Nearly three quarters of UK adults are happy to share data with their wearable devices with their GP, while 48% would allow the NHS to add their medical records to a single national database.
However, according to research by professional services firm KPMG, citizens are concerned about their data being shared with anyone outside the health service, with just 7% saying they would be happy for their wearable tech info to be shared with their employer.
Concerns were also raised about how health data is processed – just 8% were happy for private firms to process this information and 60% do not want information from wearable tech, Internet-connected devices, smartwatches and mobile phone to be shared or stored.
“The survey highlights that although UK consumers are happy to use wearable devices to report their health statuses back to their GP, they are less than comfortable for the data to be shared and stored with other entities, including healthcare providers,” claimed director of KPMG’s cyber security practice Caroline Rivett.
“What this shows is that consumers have become tired of the intrusiveness of some of these tactics coming from businesses they don’t trust. People do not want to feel like they are being ‘tracked’ for marketing purposes.
“Companies need to think long and hard about how they talk to their customers and potential customers, or there is a real risk they will become alienated rather than driving new business,” she added.

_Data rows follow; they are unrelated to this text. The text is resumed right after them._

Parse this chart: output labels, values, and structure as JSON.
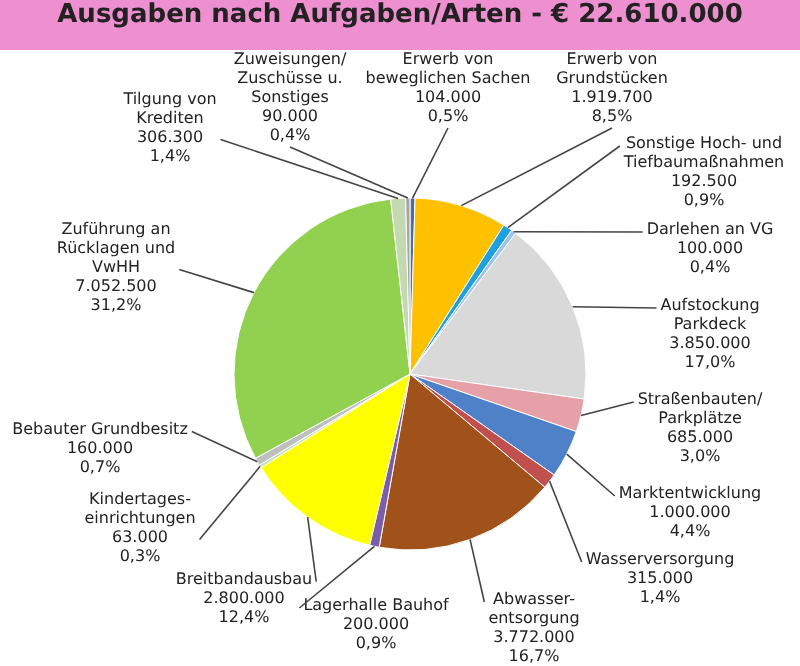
{
  "chart_data": {
    "type": "pie",
    "title": "Ausgaben nach Aufgaben/Arten  -  € 22.610.000",
    "categories": [
      "Erwerb von beweglichen Sachen",
      "Erwerb von Grundstücken",
      "Sonstige Hoch- und Tiefbaumaßnahmen",
      "Darlehen an VG",
      "Aufstockung Parkdeck",
      "Straßenbauten/ Parkplätze",
      "Marktentwicklung",
      "Wasserversorgung",
      "Abwasser- entsorgung",
      "Lagerhalle Bauhof",
      "Breitbandausbau",
      "Kindertages- einrichtungen",
      "Bebauter Grundbesitz",
      "Zuführung an Rücklagen und VwHH",
      "Tilgung von Krediten",
      "Zuweisungen/ Zuschüsse u. Sonstiges"
    ],
    "values": [
      104000,
      1919700,
      192500,
      100000,
      3850000,
      685000,
      1000000,
      315000,
      3772000,
      200000,
      2800000,
      63000,
      160000,
      7052500,
      306300,
      90000
    ],
    "value_labels": [
      "104.000\n0,5%",
      "1.919.700\n8,5%",
      "192.500\n0,9%",
      "100.000\n0,4%",
      "3.850.000\n17,0%",
      "685.000\n3,0%",
      "1.000.000\n4,4%",
      "315.000\n1,4%",
      "3.772.000\n16,7%",
      "200.000\n0,9%",
      "2.800.000\n12,4%",
      "63.000\n0,3%",
      "160.000\n0,7%",
      "7.052.500\n31,2%",
      "306.300\n1,4%",
      "90.000\n0,4%"
    ],
    "colors": [
      "#4a6fa0",
      "#ffc000",
      "#1e9fe0",
      "#9dc3e6",
      "#d9d9d9",
      "#e6a0a8",
      "#4f81c8",
      "#c0504d",
      "#a0521a",
      "#7b5ea7",
      "#ffff00",
      "#c6e0b4",
      "#bfbfbf",
      "#92d050",
      "#c5d9b0",
      "#a6a6a6"
    ],
    "legend": false
  }
}
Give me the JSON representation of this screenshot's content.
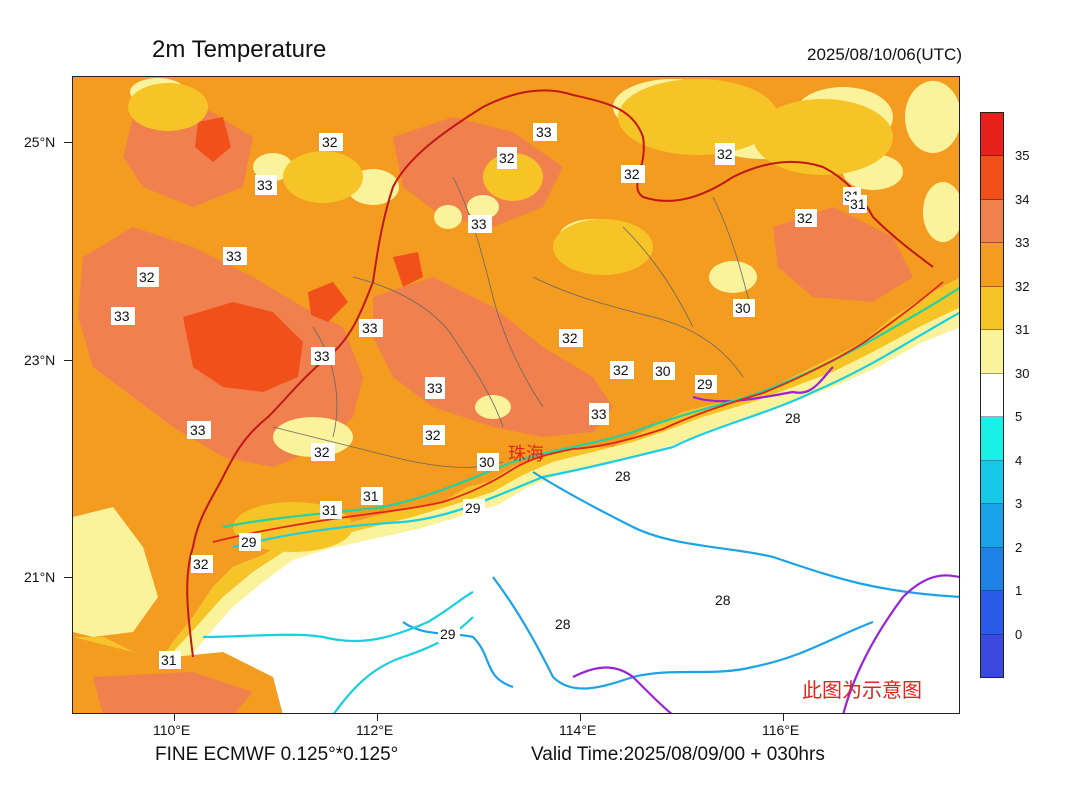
{
  "header": {
    "title": "2m Temperature",
    "datetime": "2025/08/10/06(UTC)"
  },
  "axes": {
    "lat_labels": [
      "25°N",
      "23°N",
      "21°N"
    ],
    "lon_labels": [
      "110°E",
      "112°E",
      "114°E",
      "116°E"
    ]
  },
  "footer": {
    "model": "FINE ECMWF 0.125°*0.125°",
    "valid_time": "Valid Time:2025/08/09/00 + 030hrs"
  },
  "colorbar": {
    "labels": [
      "35",
      "34",
      "33",
      "32",
      "31",
      "30",
      "5",
      "4",
      "3",
      "2",
      "1",
      "0"
    ],
    "colors": [
      "#e8201c",
      "#f2501a",
      "#f0804e",
      "#f39c20",
      "#f7c427",
      "#fbf39c",
      "#ffffff",
      "#19f0e8",
      "#18c8e8",
      "#1ba3e8",
      "#1d82e8",
      "#2a5be8",
      "#3a4ae0"
    ]
  },
  "annotations": {
    "city": "珠海",
    "watermark": "此图为示意图"
  },
  "map_data": {
    "variable": "2m Temperature",
    "lat_range": [
      19.7,
      25.7
    ],
    "lon_range": [
      109.0,
      117.8
    ],
    "contour_labels": [
      "32",
      "32",
      "33",
      "32",
      "32",
      "32",
      "31",
      "33",
      "33",
      "33",
      "33",
      "32",
      "33",
      "33",
      "32",
      "33",
      "32",
      "33",
      "32",
      "32",
      "30",
      "30",
      "30",
      "29",
      "31",
      "33",
      "31",
      "29",
      "29",
      "28",
      "28",
      "28",
      "28",
      "29",
      "32",
      "31",
      "31"
    ],
    "contour_colors": {
      "28": "#1ba3e8",
      "29": "#19cfe0",
      "30": "#22d3a0",
      "27": "#9a22d8"
    }
  }
}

According to KPMG, UK adults place trust in the NHS, with 47% of participants saying they would be happy for their medical records to be shared anonymously in order to aid medical research, although 30% clearly said they would not want this.
“With people on the move all the time, accessing medical data through a single source can be great in the event of an emergency to make sure correct and prompt treatments are administered,” said Rivett.
“Moving to a single source online brings its own issue. We need to make sure that the data of citizens is protected against increasingly sophisticated cyberattacks.
“For this to work, the NHS needs to draw on skills from across government and the private sector, but also be willing to educate and engage the public to build understanding support,” she added.